Cape Town researchers have announced plans to launch a pre-exposure prophylaxis (Prep) HIV prevention trial among men in the city.
Prep is a therapy taken to prevent, rather than to treat, an infection or illness, and it is one strategy being studied by the University of Cape Town’s Desmond Tutu HIV Foundation, as part of its effort to develop new HIV prevention tools.
This study is designed to determine whether a once daily oral dose of the HIV antiretroviral drug Truvada (tenofovir disoproxil fumarate and emtricitabine) will provide additional protection against HIV infection when combined with risk reduction and condom use counseling.
The study will enroll 200 healthy, sexually active, HIV-negative men who have sex with men (MSM) who are at high risk of HIV infection.
Potential volunteers will be extensively interviewed to ensure that they understand the study and that their participation is completely voluntary. Consenting study participants will be carefully monitored throughout the 24-month study period and for six months afterwards.
All study participants will receive condoms and counseling on how to prevent HIV infection, and medical care for any sexually transmitted infections on a monthly basis.
Approximately half will also receive the study drug Truvada once daily, and half will receive a placebo. Neither the study personnel nor the volunteers will know who is receiving the drug and who is receiving placebo. In addition to extensive safer sex counseling, volunteers will be counseled that, even if they receive the study drug, there is no assurance that the drug will offer any protection against HIV infection and that safer sex precautions should always be used.
Truvada was selected for the Cape Town Prep study because it has been shown to be a safe and effective treatment for HIV, with few side effects in studies involving more than 15 000 people worldwide. The tenofovir plus emtricitabine drug combination of Truvada was approved for use by the Food and Drug Administration in the United States in 2004, and in South Africa by the Medicine Control Council in 2007. More than 100 000 HIV-infected people around the world have now used these drugs.

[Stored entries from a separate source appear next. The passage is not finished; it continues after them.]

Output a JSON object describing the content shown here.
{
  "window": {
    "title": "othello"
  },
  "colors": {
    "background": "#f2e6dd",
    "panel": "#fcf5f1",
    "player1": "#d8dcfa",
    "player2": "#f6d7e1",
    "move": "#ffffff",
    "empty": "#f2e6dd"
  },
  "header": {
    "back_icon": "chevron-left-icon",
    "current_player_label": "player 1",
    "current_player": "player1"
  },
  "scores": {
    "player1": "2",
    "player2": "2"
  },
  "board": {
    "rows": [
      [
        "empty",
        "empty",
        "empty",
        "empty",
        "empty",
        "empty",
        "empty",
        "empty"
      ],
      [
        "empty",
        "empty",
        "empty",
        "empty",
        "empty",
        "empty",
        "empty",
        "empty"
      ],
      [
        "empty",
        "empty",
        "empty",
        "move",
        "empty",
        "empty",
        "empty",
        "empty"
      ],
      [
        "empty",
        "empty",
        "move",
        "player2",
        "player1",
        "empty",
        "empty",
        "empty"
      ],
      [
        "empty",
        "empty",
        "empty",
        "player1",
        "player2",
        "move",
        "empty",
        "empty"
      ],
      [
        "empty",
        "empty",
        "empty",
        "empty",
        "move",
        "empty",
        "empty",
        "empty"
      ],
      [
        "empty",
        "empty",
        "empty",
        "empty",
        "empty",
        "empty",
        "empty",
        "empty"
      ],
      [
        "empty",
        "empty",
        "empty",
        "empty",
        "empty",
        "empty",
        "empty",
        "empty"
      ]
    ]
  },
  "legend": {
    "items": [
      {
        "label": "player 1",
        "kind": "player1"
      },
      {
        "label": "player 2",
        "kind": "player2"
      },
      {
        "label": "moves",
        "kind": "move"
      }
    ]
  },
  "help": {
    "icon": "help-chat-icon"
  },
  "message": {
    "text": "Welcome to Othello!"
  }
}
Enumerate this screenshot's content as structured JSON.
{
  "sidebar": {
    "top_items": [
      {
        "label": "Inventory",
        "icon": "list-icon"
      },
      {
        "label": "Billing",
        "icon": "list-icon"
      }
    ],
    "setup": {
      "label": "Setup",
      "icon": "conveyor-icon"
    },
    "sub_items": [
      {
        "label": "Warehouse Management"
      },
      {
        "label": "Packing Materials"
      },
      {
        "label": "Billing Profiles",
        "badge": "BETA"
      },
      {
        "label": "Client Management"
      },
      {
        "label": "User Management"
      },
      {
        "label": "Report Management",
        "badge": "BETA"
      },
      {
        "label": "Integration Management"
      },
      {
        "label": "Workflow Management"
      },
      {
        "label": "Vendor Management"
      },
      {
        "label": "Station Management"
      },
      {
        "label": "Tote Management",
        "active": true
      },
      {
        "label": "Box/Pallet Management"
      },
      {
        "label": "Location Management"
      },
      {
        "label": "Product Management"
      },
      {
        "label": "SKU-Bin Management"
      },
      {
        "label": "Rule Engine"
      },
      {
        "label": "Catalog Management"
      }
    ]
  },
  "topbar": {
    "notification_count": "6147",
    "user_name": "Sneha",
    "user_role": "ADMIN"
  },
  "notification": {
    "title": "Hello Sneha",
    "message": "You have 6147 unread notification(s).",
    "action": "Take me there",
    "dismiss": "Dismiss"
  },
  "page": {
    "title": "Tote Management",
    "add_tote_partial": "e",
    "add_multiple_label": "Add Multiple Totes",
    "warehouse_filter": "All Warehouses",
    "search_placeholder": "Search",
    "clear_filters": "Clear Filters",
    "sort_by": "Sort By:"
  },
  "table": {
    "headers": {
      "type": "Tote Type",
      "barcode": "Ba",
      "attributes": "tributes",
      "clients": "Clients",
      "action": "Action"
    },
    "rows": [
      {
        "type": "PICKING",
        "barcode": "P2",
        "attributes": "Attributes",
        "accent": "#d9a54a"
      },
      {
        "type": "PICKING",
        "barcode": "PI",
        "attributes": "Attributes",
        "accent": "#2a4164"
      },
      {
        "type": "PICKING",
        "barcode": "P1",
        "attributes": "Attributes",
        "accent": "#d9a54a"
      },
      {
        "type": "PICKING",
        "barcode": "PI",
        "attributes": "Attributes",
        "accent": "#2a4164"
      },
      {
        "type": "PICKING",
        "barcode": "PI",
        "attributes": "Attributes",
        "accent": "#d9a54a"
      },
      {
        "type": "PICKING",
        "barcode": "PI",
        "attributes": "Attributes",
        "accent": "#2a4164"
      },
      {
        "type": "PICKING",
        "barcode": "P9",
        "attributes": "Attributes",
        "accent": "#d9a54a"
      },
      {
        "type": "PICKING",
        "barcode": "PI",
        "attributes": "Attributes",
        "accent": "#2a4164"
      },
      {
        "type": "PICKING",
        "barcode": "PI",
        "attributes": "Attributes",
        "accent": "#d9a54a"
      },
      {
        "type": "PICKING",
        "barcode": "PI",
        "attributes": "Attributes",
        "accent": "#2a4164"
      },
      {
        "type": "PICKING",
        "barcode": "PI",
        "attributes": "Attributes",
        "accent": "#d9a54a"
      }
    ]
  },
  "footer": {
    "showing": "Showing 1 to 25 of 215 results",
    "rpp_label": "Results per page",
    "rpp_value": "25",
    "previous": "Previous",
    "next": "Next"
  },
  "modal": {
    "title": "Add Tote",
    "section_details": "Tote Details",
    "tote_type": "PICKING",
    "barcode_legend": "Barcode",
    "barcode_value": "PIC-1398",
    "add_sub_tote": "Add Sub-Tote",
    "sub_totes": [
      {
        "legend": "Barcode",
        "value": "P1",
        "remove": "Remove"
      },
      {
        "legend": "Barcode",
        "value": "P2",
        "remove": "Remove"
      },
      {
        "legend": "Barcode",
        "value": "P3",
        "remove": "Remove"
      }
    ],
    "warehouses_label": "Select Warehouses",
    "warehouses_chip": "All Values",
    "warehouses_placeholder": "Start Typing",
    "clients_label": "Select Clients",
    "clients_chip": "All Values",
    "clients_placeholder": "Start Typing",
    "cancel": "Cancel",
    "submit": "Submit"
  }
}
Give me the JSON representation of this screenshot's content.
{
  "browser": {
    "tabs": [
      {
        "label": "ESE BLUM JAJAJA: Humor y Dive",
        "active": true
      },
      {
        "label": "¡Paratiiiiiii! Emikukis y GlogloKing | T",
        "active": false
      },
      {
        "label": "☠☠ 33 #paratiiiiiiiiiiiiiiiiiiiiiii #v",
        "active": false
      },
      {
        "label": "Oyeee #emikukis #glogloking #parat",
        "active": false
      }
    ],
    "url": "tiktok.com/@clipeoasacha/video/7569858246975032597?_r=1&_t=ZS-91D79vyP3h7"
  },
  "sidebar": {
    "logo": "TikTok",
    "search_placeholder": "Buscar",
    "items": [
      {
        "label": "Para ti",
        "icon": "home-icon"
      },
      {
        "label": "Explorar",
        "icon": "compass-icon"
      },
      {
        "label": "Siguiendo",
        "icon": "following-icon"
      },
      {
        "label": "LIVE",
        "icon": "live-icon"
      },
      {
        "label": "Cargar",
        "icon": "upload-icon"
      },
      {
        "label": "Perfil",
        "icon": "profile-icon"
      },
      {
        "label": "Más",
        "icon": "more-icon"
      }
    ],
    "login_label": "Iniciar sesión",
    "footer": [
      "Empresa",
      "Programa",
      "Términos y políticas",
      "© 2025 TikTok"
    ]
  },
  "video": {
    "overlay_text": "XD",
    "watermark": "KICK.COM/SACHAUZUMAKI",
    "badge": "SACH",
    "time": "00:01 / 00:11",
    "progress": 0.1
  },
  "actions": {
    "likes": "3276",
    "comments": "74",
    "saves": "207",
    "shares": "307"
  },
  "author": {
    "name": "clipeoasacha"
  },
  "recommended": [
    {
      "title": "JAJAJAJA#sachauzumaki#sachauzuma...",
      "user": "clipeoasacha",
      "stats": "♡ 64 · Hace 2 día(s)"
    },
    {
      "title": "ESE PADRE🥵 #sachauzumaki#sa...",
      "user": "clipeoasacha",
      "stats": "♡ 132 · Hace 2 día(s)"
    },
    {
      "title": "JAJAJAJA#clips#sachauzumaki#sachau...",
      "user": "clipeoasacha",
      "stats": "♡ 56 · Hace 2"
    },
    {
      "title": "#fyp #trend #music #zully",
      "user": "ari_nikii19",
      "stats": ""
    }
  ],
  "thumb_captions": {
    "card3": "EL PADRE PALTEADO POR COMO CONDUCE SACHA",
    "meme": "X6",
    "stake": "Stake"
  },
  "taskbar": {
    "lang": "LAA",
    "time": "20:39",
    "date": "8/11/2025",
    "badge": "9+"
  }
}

The National Institutes of Health and the Bill and Melinda Gate Foundation are sponsoring the Cape Town Prep study through a grant to the J. David Gladstone Institutes, a non-profit independent research organisation affiliated with the University of California, San Francisco.
The Desmond Tutu HIV Foundation is a registered non-profit organisation that has developed a robust HIV prevention research agenda focusing on disenfranchised population – particularly young women and MSM.